Psychogeriatric care: is care in which the clinical intent or treatment goal is improvement in health, modification of symptoms and enhancement in function, behaviour and/or quality of life for a patient with an age related organic brain impairment with significant behavioural or late onset psychiatric disturbance or a physical condition accompanied by severe psychiatric or behavioural disturbance. The care is usually evidenced by multi-disciplinary management and regular assessments against a management plan that is working towards negotiated goals within indicative time frames. It includes care provided:
- in a psychogeriatric care unit;
- in a designated psychogeriatric care program; or
- under the principal clinical management of a psychogeriatric physician or, in the opinion of the treating doctor, when the principal clinical intent of care is psychogeriatric care.
Maintenance care: is care in which the clinical intent or treatment goal is prevention of deterioration in the functional and current health status of a patient with a disability or severe level of functional impairment. Following assessment or treatment the patient does not require further complex assessment or stabilisation, and requires care over an indefinite period. This care includes that provided to a patient who would normally receive care in another setting eg at home, or in a nursing home, by a relative or carer, that is unavailable in the short term.

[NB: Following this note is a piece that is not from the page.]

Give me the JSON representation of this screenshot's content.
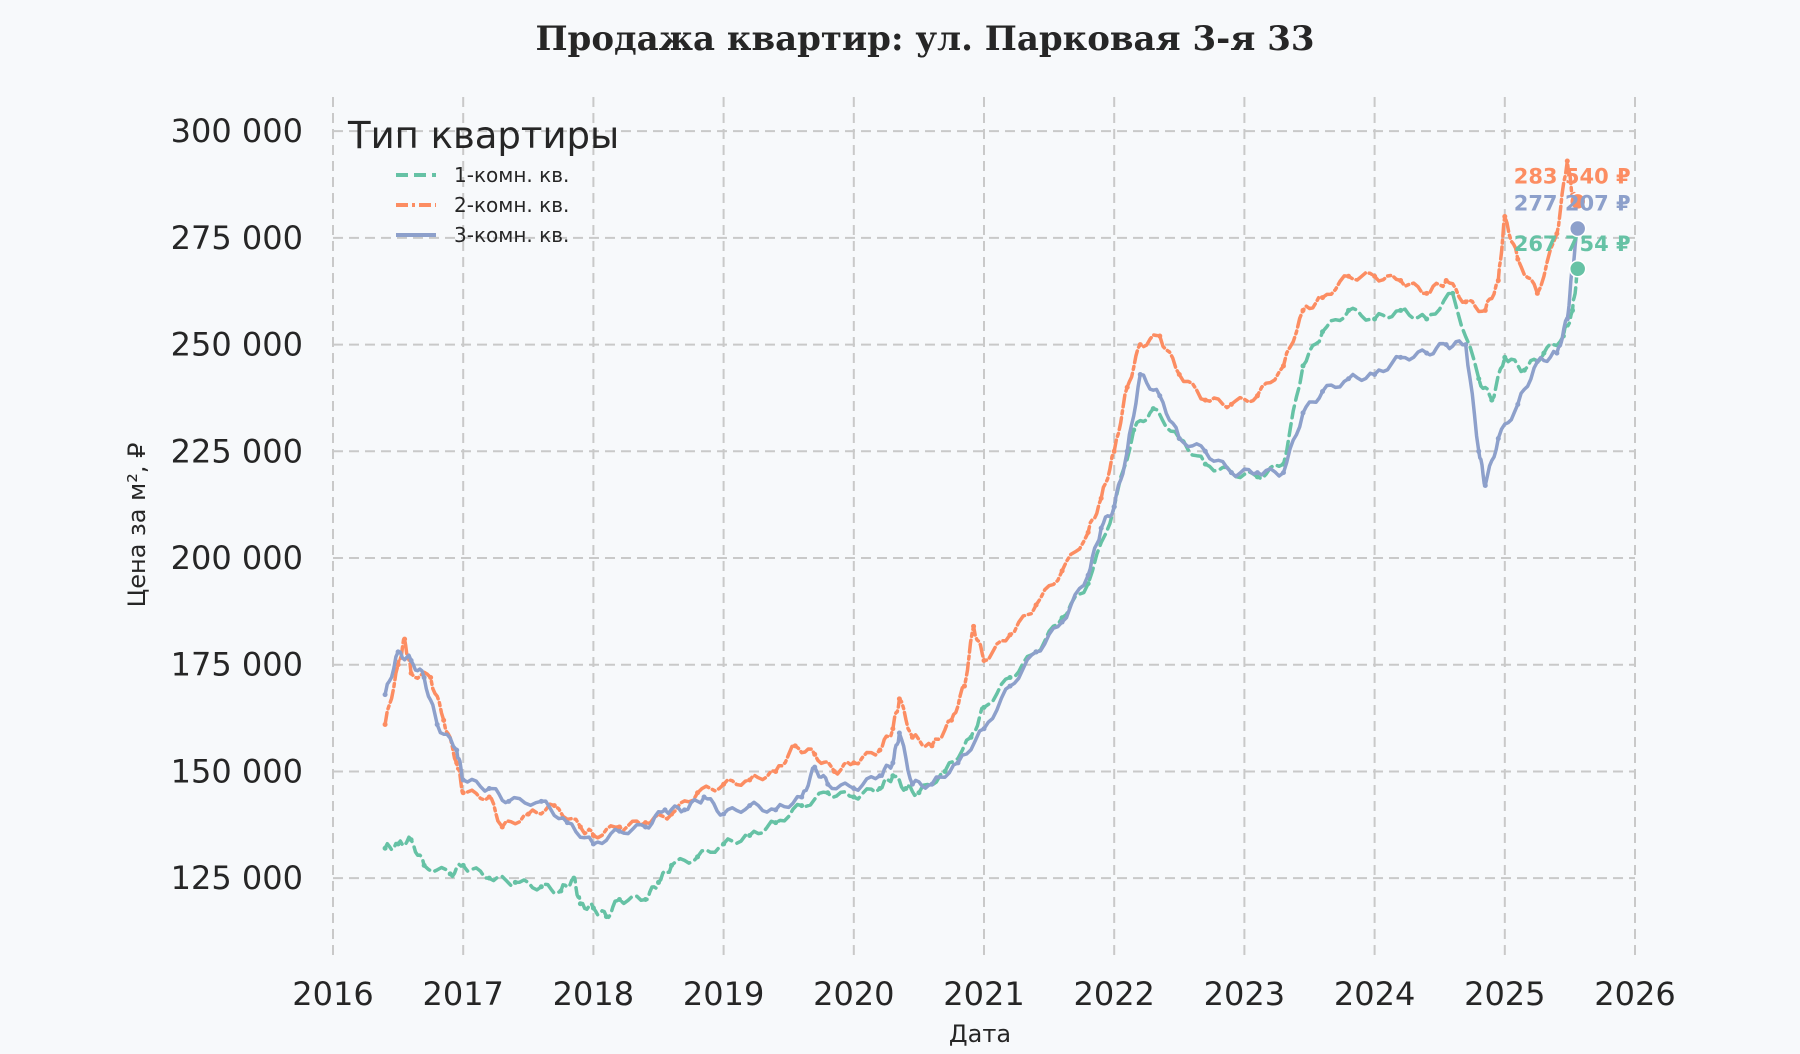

Newborn care: is initiated when the patient is born in hospital or is nine days old or less at the time of admission. Newborn care continues until the care type changes or the patient is separated:
- patients who turn 10 days of age and do not require clinical care are separated and, if they remain in the hospital, are designated as boarders.

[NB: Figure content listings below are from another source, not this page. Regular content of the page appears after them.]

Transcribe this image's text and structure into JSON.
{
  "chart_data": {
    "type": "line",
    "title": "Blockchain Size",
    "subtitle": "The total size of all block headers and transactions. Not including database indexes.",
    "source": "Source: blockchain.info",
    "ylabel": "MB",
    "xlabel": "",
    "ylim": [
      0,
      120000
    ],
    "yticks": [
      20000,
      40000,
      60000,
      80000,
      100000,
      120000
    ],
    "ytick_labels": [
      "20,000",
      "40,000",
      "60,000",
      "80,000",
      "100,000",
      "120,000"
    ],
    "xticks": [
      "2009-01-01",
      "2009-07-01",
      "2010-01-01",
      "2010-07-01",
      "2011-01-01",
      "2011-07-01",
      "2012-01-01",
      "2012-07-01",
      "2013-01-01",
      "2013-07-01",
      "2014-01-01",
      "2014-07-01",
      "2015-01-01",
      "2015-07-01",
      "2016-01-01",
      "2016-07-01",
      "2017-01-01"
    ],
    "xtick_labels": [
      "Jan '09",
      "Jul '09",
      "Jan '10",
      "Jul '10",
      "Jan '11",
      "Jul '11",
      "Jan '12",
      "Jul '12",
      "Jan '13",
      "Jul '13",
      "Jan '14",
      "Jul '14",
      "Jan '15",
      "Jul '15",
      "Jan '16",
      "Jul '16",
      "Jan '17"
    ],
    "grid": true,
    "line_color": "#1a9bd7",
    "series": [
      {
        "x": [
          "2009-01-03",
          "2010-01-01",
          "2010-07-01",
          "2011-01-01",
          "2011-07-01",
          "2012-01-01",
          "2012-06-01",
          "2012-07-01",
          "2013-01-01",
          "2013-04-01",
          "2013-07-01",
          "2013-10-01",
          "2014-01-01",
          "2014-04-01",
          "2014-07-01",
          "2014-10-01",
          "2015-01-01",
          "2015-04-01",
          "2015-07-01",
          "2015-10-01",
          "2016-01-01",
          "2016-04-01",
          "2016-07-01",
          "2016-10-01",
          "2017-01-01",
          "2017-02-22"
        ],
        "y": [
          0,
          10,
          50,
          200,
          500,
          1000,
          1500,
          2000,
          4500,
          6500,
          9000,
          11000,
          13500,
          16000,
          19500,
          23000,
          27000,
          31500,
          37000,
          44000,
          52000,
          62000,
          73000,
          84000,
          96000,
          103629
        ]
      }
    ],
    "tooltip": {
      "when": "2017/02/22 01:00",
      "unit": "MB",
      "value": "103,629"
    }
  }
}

- patients who turn 10 days of age and require clinical care continue in a newborn episode of care until separated.
- patients aged less than 10 days and not admitted at birth (eg transferred from another hospital ) are admitted with a newborn care type;
- patients aged greater than 9 days not previously admitted (eg transferred from another hospital ) are either boarders or admitted with an acute care type;
- within a newborn episode of care, until the baby turns 10 days of age, each day is either a qualified or unqualified day.
- a newborn is qualified when it meets at least one of the criteria detailed in the newborn qualification status.
Within a newborn episode of care, each day after the baby turns 10 days of age is counted as acute (qualified) patient day.
Newborn qualified days are equivalent to acute days and may be denoted as such.
See section 4.5 for further information on newborns.
Other admitted patient care: is care where the principal clinical intent does not meet the criteria for any of the above.
Organ Procurement - posthumous: is the procurement of human tissue for the purpose of transplantation from a donor who has been declared brain dead.
Diagnosis and procedures undertaken during this activity, including mechanical ventilation and tissue procurement, should be recorded in accordance with the relevant ICD-10-AM Australian Coding Standards. These patients are not admitted to the hospital but are registered by the hospital.
Hospital boarder: is a person who is receiving food and/or accommodation but for whom the hospital does not accept responsibility for treatment and/ or care.
Hospital boarders are not admitted to the hospital. However, a hospital may register a boarder. Babies in hospital at age 9 days or less cannot be boarders. They are admitted patients with each day of stay deemed to be either qualified or unqualified.